As the weekend draws to an end however; we are faced with a big jolt back into reality tomorrow. Grayden has his monthly head ultrasound and neurosurgeon appointment. I am feeling very anxious as the time gets closer. I know that my worries will not change what I will be told tomorrow, but I still can't help but feel nervous. I dread the news that we may receive, but am also trying to think positive thoughts. Ahhhhh, it just feels impossible.
We also have four other appointments tomorrow; including an evaluation with a new Physical Therapist who practices Feldenkrais therapy. We are very excited to hear what she has to say and are excited for Grayden to start with this intervention. Thanks again to all of you who have supported us through Gearforgrayden.blogspot.com for helping us to fund this alternative therapy!! Your support is so appreciated. Grayden also has his four month check up as well as his in home PT appointment tomorrow. I figured if I had the day off, I should cram as much action as I could into one day. We are going to be very busy!!
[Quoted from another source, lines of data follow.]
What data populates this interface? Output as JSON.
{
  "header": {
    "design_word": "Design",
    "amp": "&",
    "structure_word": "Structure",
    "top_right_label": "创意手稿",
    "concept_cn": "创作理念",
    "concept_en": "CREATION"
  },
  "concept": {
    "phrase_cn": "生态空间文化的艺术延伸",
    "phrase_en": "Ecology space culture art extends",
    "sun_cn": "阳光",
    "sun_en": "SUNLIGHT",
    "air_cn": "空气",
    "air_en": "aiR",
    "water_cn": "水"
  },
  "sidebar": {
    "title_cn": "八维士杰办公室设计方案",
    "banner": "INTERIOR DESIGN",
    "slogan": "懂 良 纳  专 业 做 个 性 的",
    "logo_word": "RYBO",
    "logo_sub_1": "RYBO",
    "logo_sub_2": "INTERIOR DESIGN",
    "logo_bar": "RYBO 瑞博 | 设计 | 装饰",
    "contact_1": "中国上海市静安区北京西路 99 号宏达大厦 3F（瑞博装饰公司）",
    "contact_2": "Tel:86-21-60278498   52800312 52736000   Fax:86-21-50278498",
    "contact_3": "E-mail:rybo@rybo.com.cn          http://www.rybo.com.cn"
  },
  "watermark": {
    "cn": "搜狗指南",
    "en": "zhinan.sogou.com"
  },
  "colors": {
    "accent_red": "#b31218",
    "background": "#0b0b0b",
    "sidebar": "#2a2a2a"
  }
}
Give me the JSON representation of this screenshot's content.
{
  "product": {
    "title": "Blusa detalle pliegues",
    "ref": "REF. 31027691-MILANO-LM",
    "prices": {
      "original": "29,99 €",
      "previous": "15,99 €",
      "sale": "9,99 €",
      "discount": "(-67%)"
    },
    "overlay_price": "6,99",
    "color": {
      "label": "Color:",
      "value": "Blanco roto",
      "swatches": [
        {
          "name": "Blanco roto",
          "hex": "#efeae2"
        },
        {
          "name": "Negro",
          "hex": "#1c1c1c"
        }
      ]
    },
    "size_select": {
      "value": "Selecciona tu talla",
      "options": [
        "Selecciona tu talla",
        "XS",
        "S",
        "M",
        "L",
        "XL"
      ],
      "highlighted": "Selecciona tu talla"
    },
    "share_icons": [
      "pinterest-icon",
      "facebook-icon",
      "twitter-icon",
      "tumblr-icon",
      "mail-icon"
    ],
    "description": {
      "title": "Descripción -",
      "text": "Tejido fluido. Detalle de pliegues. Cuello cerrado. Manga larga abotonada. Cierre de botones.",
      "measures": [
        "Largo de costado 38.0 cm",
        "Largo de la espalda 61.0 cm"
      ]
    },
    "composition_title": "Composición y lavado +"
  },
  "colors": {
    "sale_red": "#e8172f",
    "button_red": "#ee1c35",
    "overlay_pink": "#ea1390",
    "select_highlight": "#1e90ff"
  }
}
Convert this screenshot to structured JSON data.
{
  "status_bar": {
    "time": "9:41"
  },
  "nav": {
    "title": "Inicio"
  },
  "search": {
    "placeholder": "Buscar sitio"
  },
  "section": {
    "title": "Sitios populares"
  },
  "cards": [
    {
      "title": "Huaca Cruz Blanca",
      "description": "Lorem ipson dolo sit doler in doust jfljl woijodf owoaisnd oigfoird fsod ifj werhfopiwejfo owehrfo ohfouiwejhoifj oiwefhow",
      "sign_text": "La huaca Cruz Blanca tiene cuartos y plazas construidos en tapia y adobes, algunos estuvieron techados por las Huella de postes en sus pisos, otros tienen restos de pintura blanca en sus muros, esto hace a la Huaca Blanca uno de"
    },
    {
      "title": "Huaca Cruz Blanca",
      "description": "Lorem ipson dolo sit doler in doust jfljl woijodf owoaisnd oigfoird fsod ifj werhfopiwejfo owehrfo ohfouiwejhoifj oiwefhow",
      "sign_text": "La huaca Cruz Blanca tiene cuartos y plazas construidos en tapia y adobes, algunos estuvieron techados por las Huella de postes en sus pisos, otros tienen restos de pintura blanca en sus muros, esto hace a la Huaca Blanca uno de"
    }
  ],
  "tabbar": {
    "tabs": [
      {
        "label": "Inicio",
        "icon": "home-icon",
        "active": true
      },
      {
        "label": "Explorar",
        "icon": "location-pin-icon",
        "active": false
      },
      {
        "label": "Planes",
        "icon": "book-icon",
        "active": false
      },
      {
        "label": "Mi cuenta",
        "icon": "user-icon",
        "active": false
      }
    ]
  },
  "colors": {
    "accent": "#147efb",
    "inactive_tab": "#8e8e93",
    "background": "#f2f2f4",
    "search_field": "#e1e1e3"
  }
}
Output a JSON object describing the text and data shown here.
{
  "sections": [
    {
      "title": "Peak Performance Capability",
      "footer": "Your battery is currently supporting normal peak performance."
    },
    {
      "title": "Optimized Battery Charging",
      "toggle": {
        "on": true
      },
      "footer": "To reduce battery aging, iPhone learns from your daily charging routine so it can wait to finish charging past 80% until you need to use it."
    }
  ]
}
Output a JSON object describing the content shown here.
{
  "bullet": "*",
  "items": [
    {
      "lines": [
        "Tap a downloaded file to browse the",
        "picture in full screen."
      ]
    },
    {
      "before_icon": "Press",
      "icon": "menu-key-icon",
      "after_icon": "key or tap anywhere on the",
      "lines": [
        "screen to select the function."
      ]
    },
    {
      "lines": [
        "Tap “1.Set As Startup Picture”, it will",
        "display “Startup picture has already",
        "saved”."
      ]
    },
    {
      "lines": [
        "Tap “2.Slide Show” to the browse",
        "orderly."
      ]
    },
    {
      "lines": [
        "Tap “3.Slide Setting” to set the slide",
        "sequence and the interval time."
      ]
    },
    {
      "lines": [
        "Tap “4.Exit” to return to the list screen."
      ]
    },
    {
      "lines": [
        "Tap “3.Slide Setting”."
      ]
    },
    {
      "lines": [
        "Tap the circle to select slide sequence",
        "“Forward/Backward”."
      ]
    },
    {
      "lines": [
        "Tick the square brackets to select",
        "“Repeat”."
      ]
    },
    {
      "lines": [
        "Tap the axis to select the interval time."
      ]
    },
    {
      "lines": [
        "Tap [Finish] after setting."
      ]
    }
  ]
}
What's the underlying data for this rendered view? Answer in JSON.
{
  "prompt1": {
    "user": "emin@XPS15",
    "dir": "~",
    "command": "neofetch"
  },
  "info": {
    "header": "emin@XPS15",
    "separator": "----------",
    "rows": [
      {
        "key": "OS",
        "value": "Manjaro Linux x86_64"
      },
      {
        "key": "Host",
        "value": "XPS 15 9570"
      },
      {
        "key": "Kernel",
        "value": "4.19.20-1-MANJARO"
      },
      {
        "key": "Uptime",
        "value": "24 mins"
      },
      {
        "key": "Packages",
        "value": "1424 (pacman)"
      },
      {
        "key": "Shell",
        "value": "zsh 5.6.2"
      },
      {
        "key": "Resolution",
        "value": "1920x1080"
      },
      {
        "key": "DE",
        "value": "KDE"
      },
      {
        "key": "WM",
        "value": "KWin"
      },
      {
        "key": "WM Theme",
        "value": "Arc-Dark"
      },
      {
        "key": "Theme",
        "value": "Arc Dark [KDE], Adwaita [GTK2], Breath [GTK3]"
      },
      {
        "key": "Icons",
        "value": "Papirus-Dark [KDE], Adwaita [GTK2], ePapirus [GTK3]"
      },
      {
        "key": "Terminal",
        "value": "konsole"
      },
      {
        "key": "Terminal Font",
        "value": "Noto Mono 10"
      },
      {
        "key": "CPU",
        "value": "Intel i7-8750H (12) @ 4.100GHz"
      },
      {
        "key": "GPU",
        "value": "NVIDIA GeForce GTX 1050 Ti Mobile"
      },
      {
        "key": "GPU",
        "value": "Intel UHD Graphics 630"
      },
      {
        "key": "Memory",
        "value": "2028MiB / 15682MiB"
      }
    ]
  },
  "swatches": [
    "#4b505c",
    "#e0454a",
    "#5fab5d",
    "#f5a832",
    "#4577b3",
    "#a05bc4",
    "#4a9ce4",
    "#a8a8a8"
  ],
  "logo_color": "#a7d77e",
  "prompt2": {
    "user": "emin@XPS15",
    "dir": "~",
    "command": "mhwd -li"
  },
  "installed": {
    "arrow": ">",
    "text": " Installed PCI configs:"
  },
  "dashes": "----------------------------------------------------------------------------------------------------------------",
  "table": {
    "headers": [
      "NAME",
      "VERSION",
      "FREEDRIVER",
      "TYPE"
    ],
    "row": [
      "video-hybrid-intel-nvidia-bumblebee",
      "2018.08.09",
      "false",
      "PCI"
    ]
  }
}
Grayden continues to grow each and every day. I swear he is trying to catch up with his big brother. He is smiling and cooing a ton as well! He still needs to improve his head control when he is on his stomach, but he practices a lot and is getting stronger by the minute.
Zander entertains us daily and can always make us smile no matter how we are feeling. He is also learning every minute and we get such a kick out of watching those wheels spin. His language is coming along, even though Austin and I are probably the only ones who can really understand all he says. He is such a caring big brother and is constantly wanting to help us out with Grayden. I really have to keep my eye on him because he thinks he can lift Grayden up and he is constantly asking to hold him. He is also just beginning to get a little more jealous. Hopefully, it is a phase that will pass quickly.
So we are asking for positive thoughts tonight and tomorrow!! We have high hopes that Gray can continue to avoid the need for a shunt, but ask for strength if that is the road we have to travel.
I am a mom to an amazing little guy who brightens my day and a wife to the best husband I could have ever asked for. We are expecting another baby boy, Grayden in the fall of 2010 and recently found out that he has Spina Bifida. Since that time we decided to participate in the MOMS trial and undergo prenatal surgery to repair the lesion on his back. This is our journey as we experience the joys of becoming and being parents to two little boys.